HENDRICKX : C’était catastrophique, je ne m’attendais pas à ce choc. Par moments, c’était de la survie : tu peux te retrouver calé à 10 h du matin avec 60 centimètres de neige devant ta porte, dans le noir, avec un vent incroyable… Un jour, alors que j’étais sur la route, une tempête de neige a éclaté. J’ai fini comme tous les autres : bloqué dans un tas de neige. J’ai dû abandonner la voiture et revenir à la maison à pied. Ce jour-là, j’étais à deux doigts de craquer. Aujourd’hui, je suis habitué et le club me soutient en m’accordant des jours supplémentaires de congé en Belgique. Mais ce contexte de vie a aussi forgé mon caractère, ça m’a donné une force que je n’aurais peut-être jamais eue en restant en Belgique. À 23 ans, j’ai une énorme maturité comparé à certaines personnes plus âgées que moi.

En dehors des conditions climatiques, tu as aussi eu l’occasion de découvrir une magnifique culture…

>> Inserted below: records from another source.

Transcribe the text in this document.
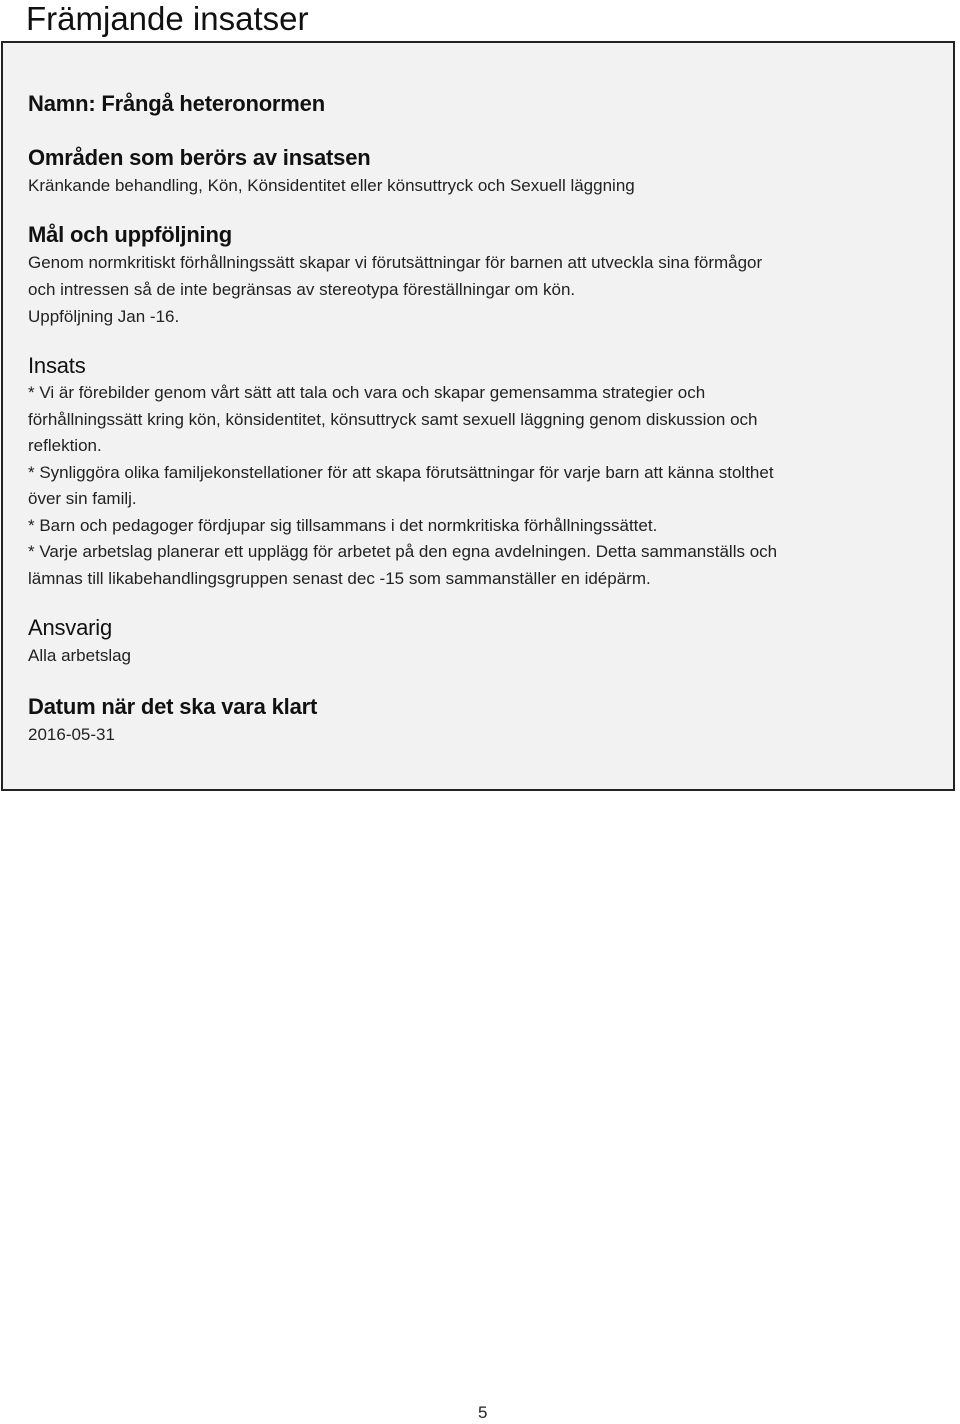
Främjande insatser
Namn: Frångå heteronormen
Områden som berörs av insatsen

Kränkande behandling, Kön, Könsidentitet eller könsuttryck och Sexuell läggning

Mål och uppföljning

Genom normkritiskt förhållningssätt skapar vi förutsättningar för barnen att utveckla sina förmågor
och intressen så de inte begränsas av stereotypa föreställningar om kön.
Uppföljning Jan -16.

Insats

* Vi är förebilder genom vårt sätt att tala och vara och skapar gemensamma strategier och
förhållningssätt kring kön, könsidentitet, könsuttryck samt sexuell läggning genom diskussion och
reflektion.

* Synliggöra olika familjekonstellationer för att skapa förutsättningar för varje barn att känna stolthet
över sin familj.

* Barn och pedagoger fördjupar sig tillsammans i det normkritiska förhållningssättet.

* Varje arbetslag planerar ett upplägg för arbetet på den egna avdelningen. Detta sammanställs och
lämnas till likabehandlingsgruppen senast dec -15 som sammanställer en idépärm.

Ansvarig

Alla arbetslag

Datum när det ska vara klart

2016-05-31

5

HENDRICKX : Cascades, aurores boréales, glaciers, sources naturelles d’eau chaude, etc. J’ai vu des trucs que je n’aurai plus l’occasion de recroiser. Et puis, au niveau humain, le fait de vivre sur une île au milieu de l’océan, sans voisin à moins de deux heures de vol, a donné aux Islandais une force de caractère et d’entraide. D’où leur côté chaleureux et accueillant. Ils essaient toujours de tirer vers le haut, d’aider ceux qui sont dans le besoin – c’est pour ça qu’il y a très peu de pauvreté – et du coup il n’y a pas d’insécurité. Des exemples ? Les policiers se baladent sans arme et les gens ne ferment pas leur porte à clé la nuit. En parlant d’ouverture, c’est aussi un peuple qui n’a pas beaucoup de tabous. Le sexe est un sujet abordé très normalement ici, il n’y a d’ailleurs aucun débat sur l’homosexualité. Mais il y a tellement peu d’habitants sur l’île que le sexe peut parfois « poser problème ». Pour éviter que des gens de la même famille se reproduisent entre eux, il existe des sites internet qui dévoilent les arbres généalogiques des familles du pays.

 » APRÈS TROIS ANS ICI, ON ME VOIT DIFFÉREMMENT EN EUROPE  »

Autre particularité islandaise : les croyances.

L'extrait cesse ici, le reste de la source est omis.